Turning her gaze back to the fire, Sandra’s thoughts returned to Dennis, still troubled by the cancer that afflicted him, “I protected him from so much but I couldn’t protect him from that. It’s heartbreaking to see someone you love go like that. Where does this disease come from? I don’t know.” After a silence, she raised her eyes to mine,“We had so many fabulous times in the past, not many people have that.” she said, reminding herself of the salient truths,“I brought up our three children here and they turned out all right.” Then, as if on cue, Sandra’s daughter Kate appeared, she had been watching the bar during our conversation, and has shown dignified resilience through this whole episode.
It cannot be easy leading your life in public and with the relentless imperative to open every day, but Sandra’s answer to this challenge is simple,“I work very hard because I love people.” she said plainly. Then our brief conversation was necessarily at an end because she had to go upstairs and make steak pie for her dinner, a modest notion which nevertheless appeared to fill Sandra with an enthusiasm and delight, indicative of the spiritual consolation of familiar meals.
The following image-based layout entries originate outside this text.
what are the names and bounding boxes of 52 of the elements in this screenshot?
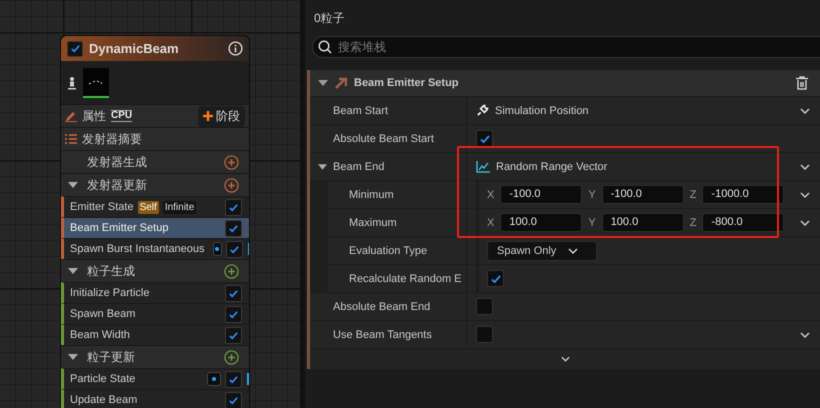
evaluation-dropdown[interactable]: Spawn Only: [487, 240, 597, 260]
number-field[interactable]: -1000.0: [702, 185, 784, 204]
module-label: Update Beam: [70, 394, 138, 406]
module-row[interactable]: Beam Width: [61, 324, 249, 345]
number-field[interactable]: -800.0: [702, 213, 784, 232]
module-label: Initialize Particle: [70, 287, 150, 299]
module-label: Spawn Burst Instantaneous: [70, 243, 205, 255]
add-stage-button[interactable]: 阶段: [198, 106, 245, 126]
module-label: Beam Emitter Setup: [70, 222, 168, 234]
axis-label: Z: [690, 188, 696, 200]
number-field[interactable]: 100.0: [602, 213, 684, 232]
properties-label[interactable]: 属性: [82, 108, 106, 124]
number-field[interactable]: -100.0: [602, 185, 684, 204]
section-header[interactable]: Beam Emitter Setup: [310, 70, 820, 96]
axis-label: Y: [588, 216, 596, 228]
module-row[interactable]: Update Beam: [61, 389, 249, 408]
module-row[interactable]: Emitter State Self Infinite: [61, 196, 249, 217]
module-tag: Self: [138, 200, 159, 214]
property-label: Use Beam Tangents: [333, 328, 432, 340]
input-value[interactable]: Random Range Vector: [496, 160, 608, 172]
property-label: Recalculate Random E: [349, 272, 462, 284]
property-label: Absolute Beam End: [333, 300, 430, 312]
module-label: Emitter State: [70, 201, 134, 213]
axis-label: X: [487, 188, 494, 200]
axis-label: Y: [588, 188, 596, 200]
axis-label: Z: [690, 216, 696, 228]
module-label: Spawn Beam: [70, 308, 136, 320]
particle-count: 0粒子: [313, 10, 346, 26]
property-label: Maximum: [349, 216, 397, 228]
property-label: Beam End: [333, 160, 384, 172]
module-row[interactable]: Beam Emitter Setup: [61, 217, 249, 238]
search-field[interactable]: 搜索堆栈: [312, 36, 820, 58]
axis-label: X: [487, 216, 494, 228]
module-row[interactable]: Initialize Particle: [61, 282, 249, 303]
module-tag: Infinite: [162, 200, 196, 214]
module-label: Particle State: [70, 373, 136, 385]
property-label: Evaluation Type: [349, 244, 428, 256]
sim-target-label: CPU: [111, 110, 132, 122]
property-label: Minimum: [349, 188, 394, 200]
input-value[interactable]: Simulation Position: [495, 104, 589, 116]
number-field[interactable]: -100.0: [500, 185, 582, 204]
module-row[interactable]: Particle State: [61, 368, 249, 389]
module-row[interactable]: Spawn Beam: [61, 303, 249, 324]
module-row[interactable]: Spawn Burst Instantaneous: [61, 238, 249, 259]
number-field[interactable]: 100.0: [500, 213, 582, 232]
stage-title[interactable]: 粒子生成: [87, 262, 135, 280]
property-label: Beam Start: [333, 104, 388, 116]
section-title: Beam Emitter Setup: [354, 77, 459, 89]
stage-title[interactable]: 粒子更新: [87, 348, 135, 366]
module-label: Beam Width: [70, 329, 130, 341]
node-title: DynamicBeam: [89, 41, 179, 56]
property-label: Absolute Beam Start: [333, 132, 434, 144]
A few days later, I was back at The Golden Heart to celebrate an art opening and as she came round to our table collecting glasses, Sandra’s eye fell upon a collapsible top hat belonging to a friend of mine. She could not restrain herself from taking the silk topper in hand and causing it to spring back into shape in an instant, with the necessary flick of the wrist and a sophisticated grin worthy of Liza Minelli. In this playful act, itself a tiny moment of happiness, I realised something had changed now and I had been granted a glimpse of the old Sandra we have all missed so much.